The minutes, which were released on Wednesday, showed that members of the rate-setting Federal Open Market Committee were generally upbeat about the U.S. economic outlook and labor market.
"Some ... members anticipated that economic conditions would soon warrant taking another step in removing policy accommodation," the Fed said in the minutes.
Several Fed policymakers, however, said a slowdown in the future pace of hiring would argue against a near-term hike, and members of the FOMC said they wanted to "leave their policy options open."
The U.S. dollar strengthened after the release of the minutes, while U.S. stocks and prices of shorter-dated U.S. Treasuries pared losses. Fed funds futures showed little change in bets on when the Fed will lift rates, with investors still expecting the next rate increase to likely come in December.
"The minutes contained more concrete indications that a consensus to raise rates is slowly building," said Brian Dolan, head market strategist at Drivewealth in New Jersey.
The Fed raised rates in December for the first time in nearly a decade, but it has since kept rates unchanged amid financial market volatility, a global growth slowdown and tame U.S. inflation.
Investors had raised bets earlier this week for a rate increase this year after two Fed policymakers said the economic stars now appear to be aligning despite weak U.S. growth in the first half of 2016.
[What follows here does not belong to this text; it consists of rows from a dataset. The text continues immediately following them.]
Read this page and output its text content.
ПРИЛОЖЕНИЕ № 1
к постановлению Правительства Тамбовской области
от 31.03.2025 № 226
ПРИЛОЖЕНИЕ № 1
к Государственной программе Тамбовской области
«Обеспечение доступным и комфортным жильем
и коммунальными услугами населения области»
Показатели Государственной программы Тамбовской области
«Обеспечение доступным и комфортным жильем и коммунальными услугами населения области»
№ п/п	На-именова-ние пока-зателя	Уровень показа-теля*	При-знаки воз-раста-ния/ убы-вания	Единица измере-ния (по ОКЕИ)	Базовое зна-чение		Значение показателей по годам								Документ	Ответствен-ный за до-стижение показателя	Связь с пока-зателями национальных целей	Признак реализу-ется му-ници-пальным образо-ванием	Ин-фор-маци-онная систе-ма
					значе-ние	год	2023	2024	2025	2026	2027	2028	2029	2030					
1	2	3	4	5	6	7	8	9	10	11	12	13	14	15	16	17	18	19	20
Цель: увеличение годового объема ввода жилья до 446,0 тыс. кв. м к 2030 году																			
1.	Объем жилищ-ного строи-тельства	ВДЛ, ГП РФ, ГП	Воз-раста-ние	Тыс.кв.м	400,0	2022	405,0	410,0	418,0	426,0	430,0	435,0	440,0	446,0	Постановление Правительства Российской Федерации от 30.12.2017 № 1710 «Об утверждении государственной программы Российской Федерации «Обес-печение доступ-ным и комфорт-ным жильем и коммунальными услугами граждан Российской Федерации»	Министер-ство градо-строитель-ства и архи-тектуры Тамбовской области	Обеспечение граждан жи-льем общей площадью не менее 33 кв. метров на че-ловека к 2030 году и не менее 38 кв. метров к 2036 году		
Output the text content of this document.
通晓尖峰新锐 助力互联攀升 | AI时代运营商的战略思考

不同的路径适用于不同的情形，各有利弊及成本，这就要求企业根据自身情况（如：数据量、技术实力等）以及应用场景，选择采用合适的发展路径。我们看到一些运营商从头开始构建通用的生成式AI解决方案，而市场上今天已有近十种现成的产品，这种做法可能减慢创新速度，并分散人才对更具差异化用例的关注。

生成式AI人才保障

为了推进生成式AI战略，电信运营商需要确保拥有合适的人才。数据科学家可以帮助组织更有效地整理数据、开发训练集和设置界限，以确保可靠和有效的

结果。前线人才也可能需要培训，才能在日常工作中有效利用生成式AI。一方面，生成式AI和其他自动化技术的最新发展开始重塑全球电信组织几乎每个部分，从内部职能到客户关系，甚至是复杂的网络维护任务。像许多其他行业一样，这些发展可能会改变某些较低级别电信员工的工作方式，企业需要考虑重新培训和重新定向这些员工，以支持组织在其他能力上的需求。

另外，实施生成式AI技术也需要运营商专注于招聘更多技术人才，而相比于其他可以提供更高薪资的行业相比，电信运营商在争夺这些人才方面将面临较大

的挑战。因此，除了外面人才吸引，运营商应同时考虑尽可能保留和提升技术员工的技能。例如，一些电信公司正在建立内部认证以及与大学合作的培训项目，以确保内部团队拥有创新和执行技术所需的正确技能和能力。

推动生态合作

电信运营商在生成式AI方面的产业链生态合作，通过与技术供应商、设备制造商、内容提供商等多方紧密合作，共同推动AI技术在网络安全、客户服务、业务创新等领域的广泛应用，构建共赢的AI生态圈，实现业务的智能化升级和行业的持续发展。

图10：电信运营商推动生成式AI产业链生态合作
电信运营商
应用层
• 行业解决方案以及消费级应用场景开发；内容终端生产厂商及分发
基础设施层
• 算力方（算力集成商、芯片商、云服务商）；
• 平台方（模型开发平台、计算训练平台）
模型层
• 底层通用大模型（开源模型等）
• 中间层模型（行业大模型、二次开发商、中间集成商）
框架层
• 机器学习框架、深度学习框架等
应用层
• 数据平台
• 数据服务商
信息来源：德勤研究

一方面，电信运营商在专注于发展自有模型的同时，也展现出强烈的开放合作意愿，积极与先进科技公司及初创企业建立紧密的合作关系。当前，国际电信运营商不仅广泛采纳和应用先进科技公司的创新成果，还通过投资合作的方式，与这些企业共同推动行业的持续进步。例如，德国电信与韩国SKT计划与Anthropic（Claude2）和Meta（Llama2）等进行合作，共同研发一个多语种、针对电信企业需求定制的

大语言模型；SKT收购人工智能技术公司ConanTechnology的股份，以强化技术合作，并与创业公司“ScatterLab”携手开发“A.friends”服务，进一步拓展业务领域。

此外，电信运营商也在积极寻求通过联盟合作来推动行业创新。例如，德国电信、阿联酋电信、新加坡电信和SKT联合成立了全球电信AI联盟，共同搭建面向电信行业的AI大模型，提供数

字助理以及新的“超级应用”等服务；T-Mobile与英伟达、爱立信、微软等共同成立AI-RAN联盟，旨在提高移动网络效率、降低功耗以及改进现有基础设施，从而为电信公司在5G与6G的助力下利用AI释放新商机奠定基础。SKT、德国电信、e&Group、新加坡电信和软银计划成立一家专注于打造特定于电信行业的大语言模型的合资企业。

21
Seventeen Fed policymakers participated in the July meeting, 10 of whom had a vote. Of the broader group of policymakers, several expressed concern that low interest rates could hurt financial stability.
The minutes came a day after New York Fed President William Dudley said "it's possible" to raise rates at the Sept. 20-21 policy meeting and Atlanta Fed President Dennis Lockhart said a hike next month is in play.
The Fed also has policy meetings scheduled in early November and mid-December. Economists see the December meeting as the most likely time for a rate increase since it follows the U.S. presidential election, according to a Reuters poll last week.